The chapter provides a transnational perspective on how the apprenticeship’s end caused new challenges for the free labor experiment, as British West Indian colonial economies faltered in the 1840s and former slaves asserted their rights as working people. In their pursuit of expanded liberty, black West Indians forced American antislavery to examine the limitations of a strict free labor ideology, and to envision the experiment’s success on other terms, as the issue of slavery moved to the center of national politics.
The Introduction provides an overview of the book. It charts the origin of the antislavery concept of Jubilee and the concept of British Emancipation as a "mighty experiment." It discusses the major themes of the book as well as its influences, including historiographies of British slavery and empire, the post-emancipation Anglo-West Indies, as well as American slavery and abolitionism. It also lays out the methodologies utilized in the study and concludes with a summation of each chapter.
This chapter examines how free labor was adapted as a compelling argument in the antislavery Anglo-Atlantic. For English antislavery these strategies developed out of a need to show emancipation’s imperial commercial advantages, as parliamentary debates questioned whether former slaves would work upon emancipation. In the United States, free labor antislavery emerged from a burgeoning ideology that imbued labor with moral characteristics. Through the industriousness of black West Indians, abolitionists on either side of the Atlantic hoped to prove the moral rightness of emancipation, the capability of former slaves within democratic capitalism, and the benefits of free labor.

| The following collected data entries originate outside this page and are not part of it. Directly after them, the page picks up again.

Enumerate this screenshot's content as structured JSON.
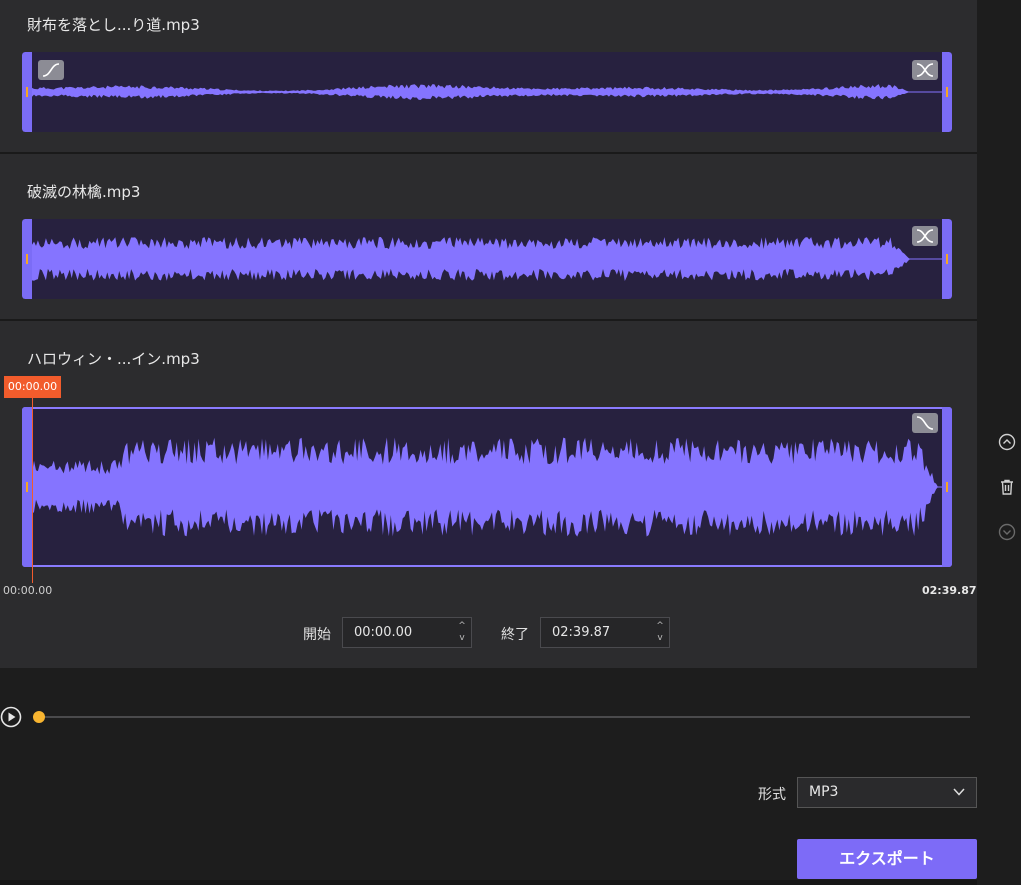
{
  "tracks": [
    {
      "title": "財布を落とし...り道.mp3",
      "fade_in": true,
      "fade_out": true,
      "amp": 0.18,
      "seed": 11,
      "tail": 0.965
    },
    {
      "title": "破滅の林檎.mp3",
      "fade_in": false,
      "fade_out": true,
      "amp": 0.55,
      "seed": 29,
      "tail": 0.965
    },
    {
      "title": "ハロウィン・...イン.mp3",
      "fade_in": false,
      "fade_out": "single",
      "amp": 0.62,
      "seed": 47,
      "tail": 0.995
    }
  ],
  "playhead": {
    "label": "00:00.00"
  },
  "timeline": {
    "start": "00:00.00",
    "end": "02:39.87"
  },
  "range": {
    "start_label": "開始",
    "start_value": "00:00.00",
    "end_label": "終了",
    "end_value": "02:39.87"
  },
  "player": {
    "progress": 0.0
  },
  "format": {
    "label": "形式",
    "value": "MP3"
  },
  "export": {
    "label": "エクスポート"
  },
  "colors": {
    "accent": "#7d6bf7",
    "wave": "#8574ff",
    "playhead": "#f25c2c",
    "dot": "#f8b530"
  },
  "icons": [
    "fade-in-icon",
    "crossfade-icon",
    "fade-out-icon",
    "move-up-icon",
    "trash-icon",
    "move-down-icon",
    "play-icon",
    "chevron-down-icon"
  ]
}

Dexter J. Gabriel's Jubilee's Experiment is a thorough examination of how the emancipated British Caribbean colonies entered into the debates over abolition and African American citizenship in the US from the 1830s through the 1860s. It analyzes this public discourse, created by black and white abolitionists, and African Americans more generally in antebellum America, as both propaganda and rhetoric. Simultaneously, Gabriel interweaves the lived experiences of former slaves in the West Indies – their daily acts of resistance and struggles for greater freedoms – to further augment but complicate this debate. An important and timely intervention, Jubilee's Experiment argues that the measured success of former slaves in the West Indies became a crucial focal point in the struggle against slavery in antebellum North America.